Together, they declared that “all men are created equal,” an idea contrary to the traditional cultures of highborn Europeans. “Really?” the upper-class nobility asked, “Are serfs of Europe and all peoples everywhere – Hispanics, Africans, Asians, rich, poor, educated or illiterate, etc. – equal in value and born to live free?” This idea was, indeed, revolutionary.
What did the kings and queens of Europe think of the rebellious riffraff? They labeled them extremists, fanatics, and revolutionists. They sent armies across the ocean to crush the revolt. But the revolutionaries – though inadequately armed, poorly trained, and vastly outnumbered – sent the snobbish Brits back to their “little island,” defeated, bedraggled, and embarrassed. Fleets of warships and squadrons of battle-tested soldiers did not deter nor defeat the colonial patriots. The power of a simple truth, the equality of humanity, made the patriots brave beyond life as they fought to the death for freedom.
They were right, and their cause was just: all men ARE created equal. OK, genetically, we are not all created equal. Some are tall, some are short, some are musical, some are creative, and a few are math whizzes. But all people are of equal value. A child born in poverty in North Korea is just as valuable as the child born to an African chief or one born to a family of political power or great wealth. They are equal before God and deserve equal rights before the law.
Many believe we are facing disastrous days ahead if equity replaces equality. Today’s corrupted definition of equity calls for institutions of society (governments, businesses, associations, academia, entertainment, etc.) to dispense divisive, unequal treatment to achieve equal outcomes. Equity is a disincentive for personal achievement that fosters mediocrity.

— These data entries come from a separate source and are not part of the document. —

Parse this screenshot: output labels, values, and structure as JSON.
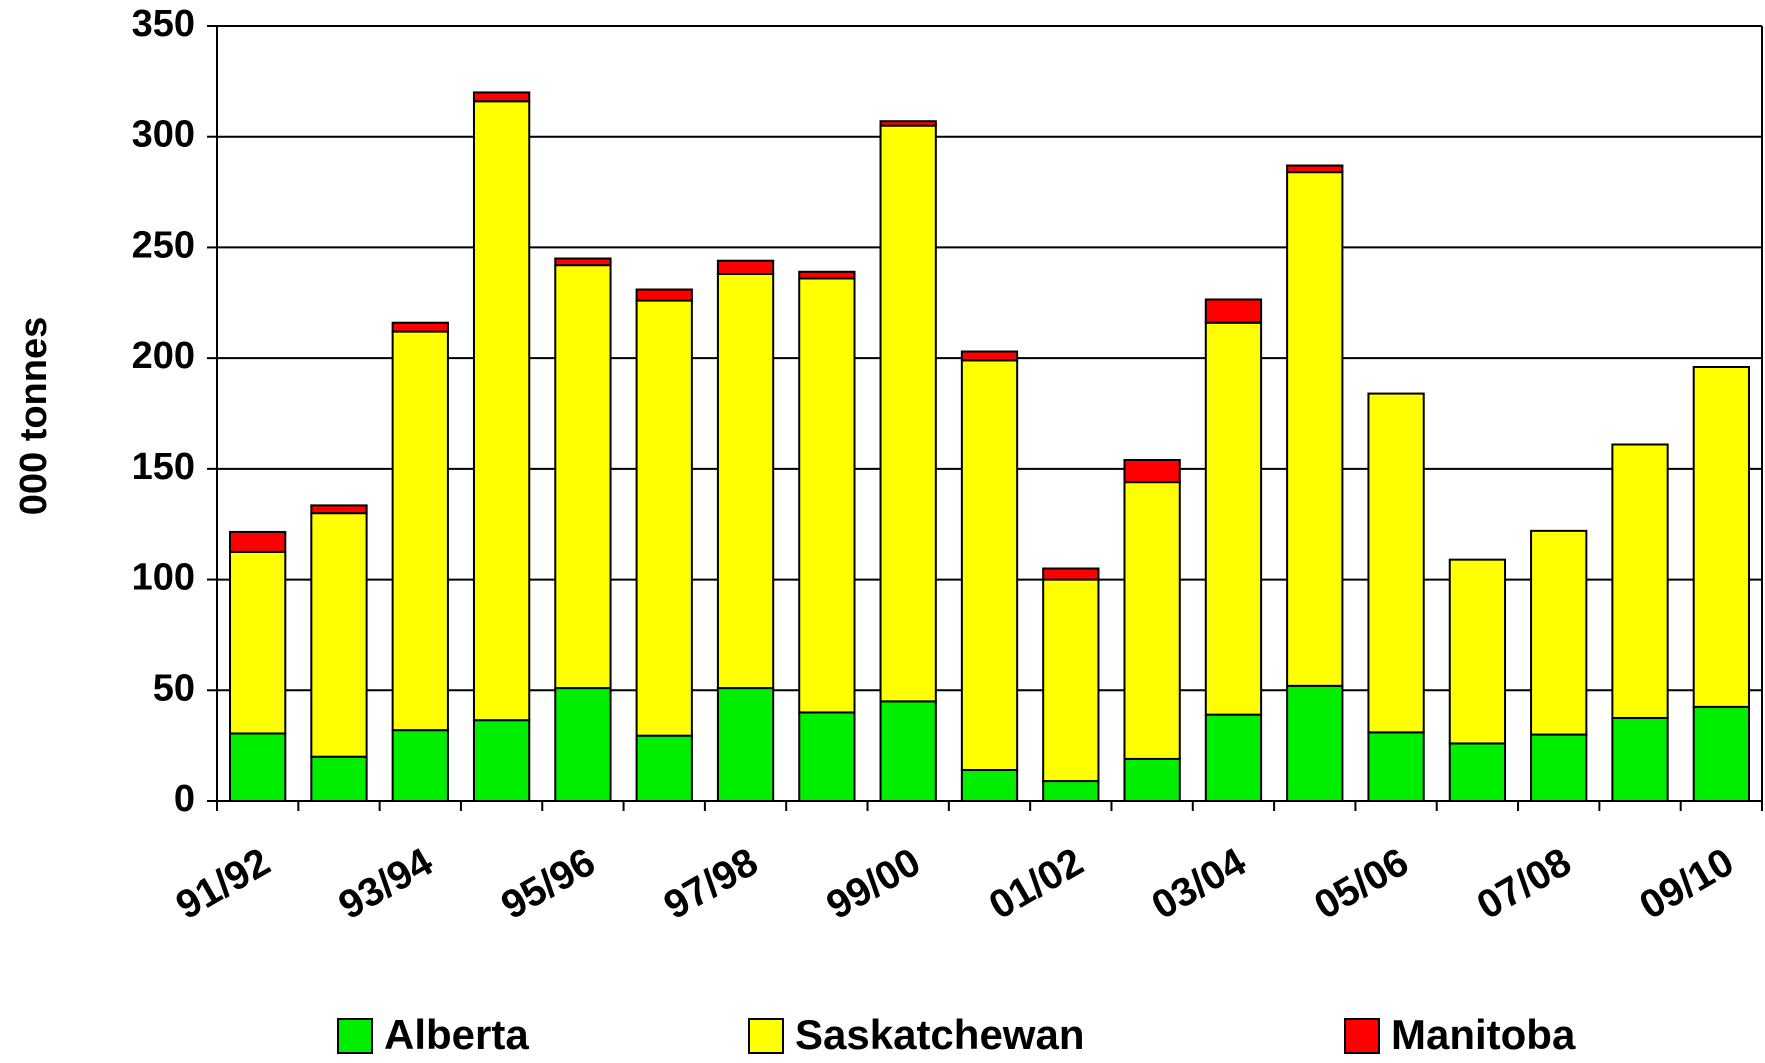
{
  "chart_data": {
    "type": "stacked_bar",
    "y_label": "000 tonnes",
    "categories": [
      "91/92",
      null,
      "93/94",
      null,
      "95/96",
      null,
      "97/98",
      null,
      "99/00",
      null,
      "01/02",
      null,
      "03/04",
      null,
      "05/06",
      null,
      "07/08",
      null,
      "09/10"
    ],
    "series": [
      {
        "name": "Alberta",
        "color": "#00ee00",
        "values": [
          30.5,
          20,
          32,
          36.5,
          51,
          29.5,
          51,
          40,
          45,
          14,
          9,
          19,
          39,
          52,
          31,
          26,
          30,
          37.5,
          42.5
        ]
      },
      {
        "name": "Saskatchewan",
        "color": "#ffff00",
        "values": [
          82,
          110,
          180,
          279.5,
          191,
          196.5,
          187,
          196,
          260,
          185,
          91,
          125,
          177,
          232,
          153,
          83,
          92,
          123.5,
          153.5
        ]
      },
      {
        "name": "Manitoba",
        "color": "#ff0000",
        "values": [
          9,
          3.5,
          4,
          4,
          3,
          5,
          6,
          3,
          2,
          4,
          5,
          10,
          10.5,
          3,
          0,
          0,
          0,
          0,
          0
        ]
      }
    ],
    "ylim": [
      0,
      350
    ],
    "yticks": [
      0,
      50,
      100,
      150,
      200,
      250,
      300,
      350
    ],
    "grid": true,
    "legend": "bottom"
  }
}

Alexis de Tocqueville observed, “Democracy and socialism have nothing in common but one word, equality. But notice the difference: while democracy seeks equality in liberty, socialism seeks equality in restraint and servitude.”
In 1776 “America the Beautiful” was a dream. That dream came true. Today deceptive and well-funded forces are at work to cancel our freedoms and redefine equality. Americans must understand that, as with democracy and socialism, there’s an ocean of difference between equality and equity.